By Nick Harris
28 March 2010
The New York Yankees are the best-paid team in global sport measured by average first-team wages, ahead of Real Madrid, Barcelona, Chelsea and basketball’s Dallas Mavericks, according to the inaugural Annual Review of Global Sports Salaries (ARGSS), to be published this week by sportingintelligence.
The average first-team pay at the Yankees was £89,897 per player per week in 2009, or £4.7m per player last year, when the Yankees won the World Series - the biggest prize in baseball. Real Madrid’s stars earned £4.2m per year each in the period reviewed for Spanish football. The corresponding figures were £4.1m at Barca, £3.59m at Chelsea and £3.56m at the Mavericks.
Some of the key findings from our unique study are published in an exclusive extract in today’s Sunday Telegraph (online here and here). These articles coincide with the opening today of sportingintelligence’s global sports salaries database. That resource allows users to compare earnings in different sports, and gauge how pay affects performance. For those with a specialist interest, collated findings and analysis can be found in the report.
The ARGSS, to be published on Friday, 2 April, collates the figures from the database, ranks the 211 teams currently monitored by average first-team pay, and also gives a league-by-league overview of the impact of money on performance in different leagues.
The report compares average first-team pay on a like-for-like basis for the first time at clubs in the world’s richest leagues in football (the Premier League), basketball (the NBA), baseball (MLB), cricket (the IPL), gridiron (the NFL) and ice-hockey (the NHL). It also includes Japan’s NPB baseball league as the highest paying sports league in Asia (the newcomer IPL aside), as well as Serie A, the world’s second-highest paying football league.
Real Madrid and Barcelona are included from Spain - as the only football clubs outside of English football that do or would make the top 30 payers list - while football leagues from the USA (MLS) and Scotland (SPL) are included as representatives of “small” leagues from the world’s most popular game.
The Premier League is the richest football league in the world but only two of its clubs, Chelsea and Manchester United, are among the top 30 high-paying teams. NBA and MLB teams dominate that elite, while even cricket’s IPL, the upstart league in world sport, has three teams in that bracket when we consider weekly pay.
All data is taken from seasons played or ending in 2009 except for European football clubs: “accounting lag” means there isn’t a full set of data for 2008-09 yet, so figures from summer 2008 are used for those clubs.
The figures for 2008-09 exist for most Premier League clubs and those are available in our database. The difference between the figures used in the ARGSS and the data for 2008-09 is moderate in most cases and wouldn’t alter most of the clubs' rankings significantly if'd we had the full 2008-09 data set available now, and included it.

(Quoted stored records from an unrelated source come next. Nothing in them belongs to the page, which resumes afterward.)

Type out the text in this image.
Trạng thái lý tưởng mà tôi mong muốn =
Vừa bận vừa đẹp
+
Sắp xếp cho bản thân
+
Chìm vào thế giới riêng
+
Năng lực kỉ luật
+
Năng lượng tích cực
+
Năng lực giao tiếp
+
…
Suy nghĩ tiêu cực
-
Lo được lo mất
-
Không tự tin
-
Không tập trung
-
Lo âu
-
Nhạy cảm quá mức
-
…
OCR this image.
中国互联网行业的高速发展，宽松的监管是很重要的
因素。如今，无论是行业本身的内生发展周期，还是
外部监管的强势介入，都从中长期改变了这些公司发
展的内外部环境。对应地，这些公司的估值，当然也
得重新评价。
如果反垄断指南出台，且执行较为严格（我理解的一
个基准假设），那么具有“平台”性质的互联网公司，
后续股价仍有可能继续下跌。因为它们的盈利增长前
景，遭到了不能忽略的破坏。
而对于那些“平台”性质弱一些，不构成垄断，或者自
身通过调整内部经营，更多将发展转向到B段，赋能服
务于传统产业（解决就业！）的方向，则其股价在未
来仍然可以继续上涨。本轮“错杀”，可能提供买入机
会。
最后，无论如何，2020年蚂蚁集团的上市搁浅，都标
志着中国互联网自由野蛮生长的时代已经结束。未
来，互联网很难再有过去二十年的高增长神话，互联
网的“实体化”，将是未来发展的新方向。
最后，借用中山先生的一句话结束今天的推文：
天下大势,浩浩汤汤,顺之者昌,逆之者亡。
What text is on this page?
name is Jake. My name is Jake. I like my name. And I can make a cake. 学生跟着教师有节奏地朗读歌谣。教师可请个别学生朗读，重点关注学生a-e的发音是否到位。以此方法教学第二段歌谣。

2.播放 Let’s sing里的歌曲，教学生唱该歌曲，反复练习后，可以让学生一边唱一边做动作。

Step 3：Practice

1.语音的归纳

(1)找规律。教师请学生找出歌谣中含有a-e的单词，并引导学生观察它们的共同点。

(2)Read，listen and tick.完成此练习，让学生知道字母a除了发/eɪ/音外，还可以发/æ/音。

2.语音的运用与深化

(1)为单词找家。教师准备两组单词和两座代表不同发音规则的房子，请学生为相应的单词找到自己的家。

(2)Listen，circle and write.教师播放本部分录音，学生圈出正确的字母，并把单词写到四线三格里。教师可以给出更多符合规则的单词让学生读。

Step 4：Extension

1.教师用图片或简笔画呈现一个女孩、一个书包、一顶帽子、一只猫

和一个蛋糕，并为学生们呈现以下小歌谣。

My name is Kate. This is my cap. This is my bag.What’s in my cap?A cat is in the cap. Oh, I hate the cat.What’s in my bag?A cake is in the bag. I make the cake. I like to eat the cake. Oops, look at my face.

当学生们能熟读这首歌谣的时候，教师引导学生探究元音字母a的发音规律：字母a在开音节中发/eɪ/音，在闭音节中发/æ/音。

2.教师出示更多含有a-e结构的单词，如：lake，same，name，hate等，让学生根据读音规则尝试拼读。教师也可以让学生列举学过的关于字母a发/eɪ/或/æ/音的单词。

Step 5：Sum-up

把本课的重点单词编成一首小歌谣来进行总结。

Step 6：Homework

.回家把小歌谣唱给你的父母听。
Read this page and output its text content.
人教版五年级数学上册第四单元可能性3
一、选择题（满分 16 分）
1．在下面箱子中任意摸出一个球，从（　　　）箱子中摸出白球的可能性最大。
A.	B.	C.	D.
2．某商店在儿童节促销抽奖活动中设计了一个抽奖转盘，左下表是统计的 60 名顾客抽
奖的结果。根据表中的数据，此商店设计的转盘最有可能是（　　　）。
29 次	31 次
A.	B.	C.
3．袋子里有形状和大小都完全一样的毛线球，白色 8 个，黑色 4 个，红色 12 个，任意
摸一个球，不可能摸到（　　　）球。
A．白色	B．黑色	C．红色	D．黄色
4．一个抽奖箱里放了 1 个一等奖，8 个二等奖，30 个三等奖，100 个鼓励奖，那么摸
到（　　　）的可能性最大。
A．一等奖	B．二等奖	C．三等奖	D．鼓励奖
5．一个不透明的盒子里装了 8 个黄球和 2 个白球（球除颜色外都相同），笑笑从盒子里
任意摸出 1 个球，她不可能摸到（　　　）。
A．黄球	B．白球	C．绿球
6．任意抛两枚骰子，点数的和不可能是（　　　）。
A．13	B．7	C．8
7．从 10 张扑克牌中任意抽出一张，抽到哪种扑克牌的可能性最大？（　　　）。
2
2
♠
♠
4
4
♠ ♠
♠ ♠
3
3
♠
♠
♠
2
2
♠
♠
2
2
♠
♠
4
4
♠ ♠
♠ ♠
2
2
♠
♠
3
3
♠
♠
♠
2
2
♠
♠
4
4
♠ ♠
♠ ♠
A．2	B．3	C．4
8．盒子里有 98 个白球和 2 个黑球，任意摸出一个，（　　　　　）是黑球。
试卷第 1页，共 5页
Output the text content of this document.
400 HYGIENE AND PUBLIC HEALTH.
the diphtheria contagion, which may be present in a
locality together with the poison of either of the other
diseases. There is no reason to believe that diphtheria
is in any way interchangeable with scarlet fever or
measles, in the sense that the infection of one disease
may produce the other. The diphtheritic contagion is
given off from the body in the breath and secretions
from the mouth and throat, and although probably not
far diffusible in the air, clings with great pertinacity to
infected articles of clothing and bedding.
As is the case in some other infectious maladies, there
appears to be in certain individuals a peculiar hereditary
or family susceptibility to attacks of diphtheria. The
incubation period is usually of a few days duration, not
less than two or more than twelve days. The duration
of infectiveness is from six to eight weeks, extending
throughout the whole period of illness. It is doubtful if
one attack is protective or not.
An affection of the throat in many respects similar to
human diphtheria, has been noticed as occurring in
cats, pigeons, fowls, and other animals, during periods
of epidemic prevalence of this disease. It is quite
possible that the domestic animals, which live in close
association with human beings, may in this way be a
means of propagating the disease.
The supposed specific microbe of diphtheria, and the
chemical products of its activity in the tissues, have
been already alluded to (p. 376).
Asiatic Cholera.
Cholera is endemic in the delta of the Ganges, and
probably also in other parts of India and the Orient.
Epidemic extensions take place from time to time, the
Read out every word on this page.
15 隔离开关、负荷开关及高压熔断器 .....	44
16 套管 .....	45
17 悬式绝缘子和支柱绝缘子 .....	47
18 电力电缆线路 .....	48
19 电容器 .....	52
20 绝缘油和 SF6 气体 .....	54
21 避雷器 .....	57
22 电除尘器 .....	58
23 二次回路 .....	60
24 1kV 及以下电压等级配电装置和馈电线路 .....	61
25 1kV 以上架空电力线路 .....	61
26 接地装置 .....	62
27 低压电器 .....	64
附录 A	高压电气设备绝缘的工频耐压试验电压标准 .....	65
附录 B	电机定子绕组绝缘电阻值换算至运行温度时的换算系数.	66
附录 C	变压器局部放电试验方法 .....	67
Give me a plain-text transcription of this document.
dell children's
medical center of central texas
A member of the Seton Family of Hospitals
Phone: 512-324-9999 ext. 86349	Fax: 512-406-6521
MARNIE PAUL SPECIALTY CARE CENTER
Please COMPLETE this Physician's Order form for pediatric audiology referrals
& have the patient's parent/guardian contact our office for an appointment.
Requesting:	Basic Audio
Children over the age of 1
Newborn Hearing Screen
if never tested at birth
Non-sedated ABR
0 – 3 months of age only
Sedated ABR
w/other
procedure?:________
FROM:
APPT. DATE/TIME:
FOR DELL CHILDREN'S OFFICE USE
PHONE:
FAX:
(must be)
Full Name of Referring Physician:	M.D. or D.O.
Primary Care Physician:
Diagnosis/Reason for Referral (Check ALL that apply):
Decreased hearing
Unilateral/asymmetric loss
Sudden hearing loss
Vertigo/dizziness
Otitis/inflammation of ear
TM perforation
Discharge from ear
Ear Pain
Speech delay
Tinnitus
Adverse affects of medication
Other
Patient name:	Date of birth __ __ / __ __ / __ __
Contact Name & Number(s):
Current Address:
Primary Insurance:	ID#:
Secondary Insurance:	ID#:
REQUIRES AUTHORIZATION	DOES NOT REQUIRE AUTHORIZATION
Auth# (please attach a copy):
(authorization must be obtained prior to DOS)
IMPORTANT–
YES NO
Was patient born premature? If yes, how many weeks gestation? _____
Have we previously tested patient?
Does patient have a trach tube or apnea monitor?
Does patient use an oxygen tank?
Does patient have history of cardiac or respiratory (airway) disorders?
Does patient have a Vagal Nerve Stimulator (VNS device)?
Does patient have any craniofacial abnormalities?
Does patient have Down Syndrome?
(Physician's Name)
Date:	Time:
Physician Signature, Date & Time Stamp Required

One exception is Manchester City’s wages, fueled by Abu Dhabi cash, which we calculate jumped from £1.4m per player per year in 2008 to £1.9m a year in 2008-09. However even this latest figure wouldn't lift City any higher than sixth-highest payers in the Premier League for 2008-09 (from 10th in 2008), and wouldn’t put them inside the world’s top 50 teams (from No86), let alone inside the top 30.
As for the future; that’s a different matter. We can speculate that City’s wage bill will go through the roof in 2009-10 but as Manchester City themselves don’t even know that yet, nobody else can. Their bill could still alter significantly this season, for example, depending on performance bonuses (or not). As is explained in our methodology, guessing isn’t our game.
In America more than most places, there is a good degree of transparency about sportsmen's earnings. Where we can identify with some certainty who a team’s top player was, and what he earned, we say so. Where we can’t, we don’t. Some official sources - the MLS players’ union and other unions, for example - tell us the exact figures for individuals down to the last cent, and we just "do the math".
Equally, things do change, players do move, and therefore some of the named highest earners for the teams under review already play their sport elsewhere, a few months later. Teams’ pay goes up, and less often, down. The ARGSS by nature will reflect the past, albeit the recent past.
But we still believe it provides the best snapshot of the global sports salaries landscape, and our database, regularly updated, will provide fresh information as we process it.